Loading the dataset and previewing the data

I chose the popular Heart Disease UCI dataset on Kaggle to predict the presence of heart disease based on several health-related factors. The first step in the pipeline for classification is understanding the data.

Use df.info() to get a summary view of the dataset, including data type, missing data, and number of records.

Exploratory Data Analysis (EDA)

Histogram, clustered bar plot and box plot are suitable EDA techniques for classification machine learning algorithms.

Univariate analysis

Pipeline for classification pipeline for classification

To perform univariate analysis, the histogram is used for all features. This is because all features have been encoded as numeric values in the dataset. This saves us time for categorical encoding which usually happens during the feature engineering phase

Categorical Characteristics vs. Target – Clustered Bar Chart

To show how the categorical value weighs in determining the target value, the clustered bar chart is a simple representation. For example, sex=1 and sex=0 have a distinct distribution of the target value, indicating that it is likely to contribute more to the prediction of the target. On the contrary, if the target distribution is the same regardless of the categorical characteristics, it means that they are not correlated.

Numerical Features vs. Target – Boxplot

The boxplot shows how the values of the numerical characteristics vary according to the target groups. For example, we can say that 'oldpeak' has a distinct difference when the target is 0 versus the target is 1, suggesting that it is an important predictor. However, 'trestbps' and 'chol' appear to be less remarkable, as the distribution of the boxplot is similar between the target groups.

Dataset separation

The classification algorithm falls under the category of supervised learning, so the dataset should be split into a subset for training and a subset for testing (sometimes also a validation set) . The model is trained on the training set and then examined using the test set.

from sklearn.model_selection import train_test_split
from sklearn import pre-processing

X = df.drop(['target'], axis=1)
y = df["target"]

X_train, X_test, y_train, y_test = train_test_split(X, y, test_size=0.33, random_state=42)
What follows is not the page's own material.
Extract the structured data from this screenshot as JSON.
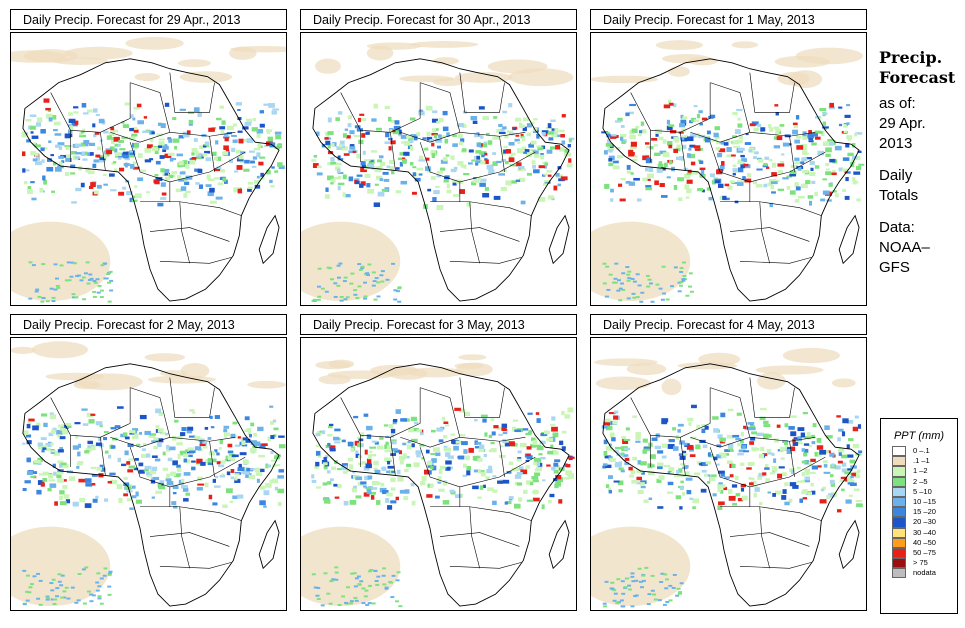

In order to create a pipeline, I add all the 6 main classification algorithms mentioned above in the list of models and I will go through them later to train, test, predict and evaluate.

Model evaluation

Here is an abstract explanation of commonly used evaluation methods for classification models – accuracy, ROC and AUC and confusion matrix. The pipeline for classification includes both data processing, models and their evaluation.

Accuracy is the simplest indicator of model performance. It measures the percentage of correct predictions.

The ROC is the graph of the false positive rate against the true positive rate at different classification thresholds. AUC is the area under the ROC curve, and a higher AUC indicates better model performance.

The confusion matrix shows actual versus predicted values and summarizes the true negative, false positive, false negative, and true positive values in a matrix format.

True Negative	False Positive
False Negative	TruePositive

Then we can use seaborn to visualize the confusion matrix in a heatmap.

Based on the above three evaluation methods, Random Forests and Naive Arrays perform best while KNN does not perform well. However, this does not mean that random forests and naive arrays are superior algorithms. We can only say that they are more suitable for this dataset where the size is relatively smaller and the data is not at the same scale.

Each algorithm has its own preference and requires different data processing and feature engineering techniques, for example KNN is sensitive to features at different scales and multicollinearity affects the result of logistic regression. Understanding the characteristics of each allows us to balance the trade-off and select the appropriate model based on the data set.

This marks the end of the classification pipeline!